There are a variety of functions for which telecommunication networks and services can be used. To aid your better understanding of the subject, we have jotted down some of the most basic functions of such networks.
The primary and fundamental purpose of telecommunication services is to relay data from one location to another or over a long distance and to provide an interface between the sender and the recipient via some mechanism of transmission.
The data is transmitted continuously and in the shortest path possible in the least amount of time.
Different networks employ different hardware and software to transfer data via channels that vary depending on the medium. Thus telecommunication is in charge of converting and regulating the pace of propagation directly to the platform.
What are the different types of telecommunication networks?
There are different types of telecommunication network services that are deployed according to certain work criteria. We have listed below the major types of telecommunication networks that we usually use in our daily lives.

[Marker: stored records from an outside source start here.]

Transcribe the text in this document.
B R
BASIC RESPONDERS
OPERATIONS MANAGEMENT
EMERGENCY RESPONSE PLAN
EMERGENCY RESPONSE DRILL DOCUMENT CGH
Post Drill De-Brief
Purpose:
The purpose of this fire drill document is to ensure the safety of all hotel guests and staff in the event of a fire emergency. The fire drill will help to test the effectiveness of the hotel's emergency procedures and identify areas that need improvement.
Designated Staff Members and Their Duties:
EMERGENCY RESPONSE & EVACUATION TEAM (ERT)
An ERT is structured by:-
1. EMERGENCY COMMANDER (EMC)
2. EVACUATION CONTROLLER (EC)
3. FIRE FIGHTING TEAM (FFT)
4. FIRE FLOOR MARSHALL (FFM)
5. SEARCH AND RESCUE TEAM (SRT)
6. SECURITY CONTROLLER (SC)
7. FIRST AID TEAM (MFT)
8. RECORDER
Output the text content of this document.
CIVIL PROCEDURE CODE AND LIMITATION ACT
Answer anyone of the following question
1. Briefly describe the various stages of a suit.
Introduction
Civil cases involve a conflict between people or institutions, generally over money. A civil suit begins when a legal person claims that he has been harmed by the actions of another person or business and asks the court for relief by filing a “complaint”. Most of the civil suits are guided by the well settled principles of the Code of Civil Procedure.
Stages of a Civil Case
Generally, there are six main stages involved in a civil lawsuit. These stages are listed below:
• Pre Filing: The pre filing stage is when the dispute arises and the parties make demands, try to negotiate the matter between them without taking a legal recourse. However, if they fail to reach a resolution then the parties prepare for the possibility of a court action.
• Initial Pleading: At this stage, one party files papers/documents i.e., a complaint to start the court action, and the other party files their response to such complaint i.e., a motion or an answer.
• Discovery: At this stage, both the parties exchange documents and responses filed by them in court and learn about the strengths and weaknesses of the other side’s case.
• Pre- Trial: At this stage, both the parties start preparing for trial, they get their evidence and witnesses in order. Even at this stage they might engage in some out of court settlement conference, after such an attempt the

LAN: Local area network (LAN) is a network that is meant for small locations such as an office, a collection of buildings, or maybe a factory. LANs are frequently utilised because they are simple to construct and troubleshoot. The PCs and workstations are linked through the LAN. LAN is basic and used to link two computers to share data and network, but it can also be as sophisticated as networking a whole building. Its centralized data and cheap and easy communication system are some of its most useful and fundamental features.
WAN: Wide area network (WAN) can be either private or public leased. It is used for networks that cover enormous distances, such as states in a country. This category also includes networks that cover a significant city or metropolitan region. Many global corporations rely on WANs to transmit and receive data. They cover larger areas than LAN and are also faster. Everyone can share the same resources and software by connecting workstations via this network.
MAN: MAN is a much larger version of LAN. It is also known as a Metropolitan Area Network. It employs comparable technologies as LAN. It is intended to cover the entire city. It frequently entails joining numerous LANs into a larger network or using a single cable.
It is primarily owned and run by private or public firms. It is much faster and more efficient than LAN and WAN.
Internet: Internetworks are the connections between two or more networks. It joins two or more independent networks by the use of different devices such as routers, bridges, and gateways. Consider the Internet.
Intranets and Extranets: Intranets are telecommunication networks that are supposed to be open but are protected by an internal network whose browsing software allows its users fast point-and-click access to multimedia material on internal internet sites. Extranets are telecommunication networks that connect a company’s intranet resources with those of other businesses and individuals.
Wireless Networks: Wireless networks are far superior to any other type of telecommunications network. It is not a new concept; before, Morse code was utilised to build wireless communications. Now digital wireless network technologies are significantly more advanced and are surely going to keep getting better with time.
Telecom simulation tools play an essential role in bettering the services that we just discussed. It is important that we have an idea about these as we are at all times surrounded by them.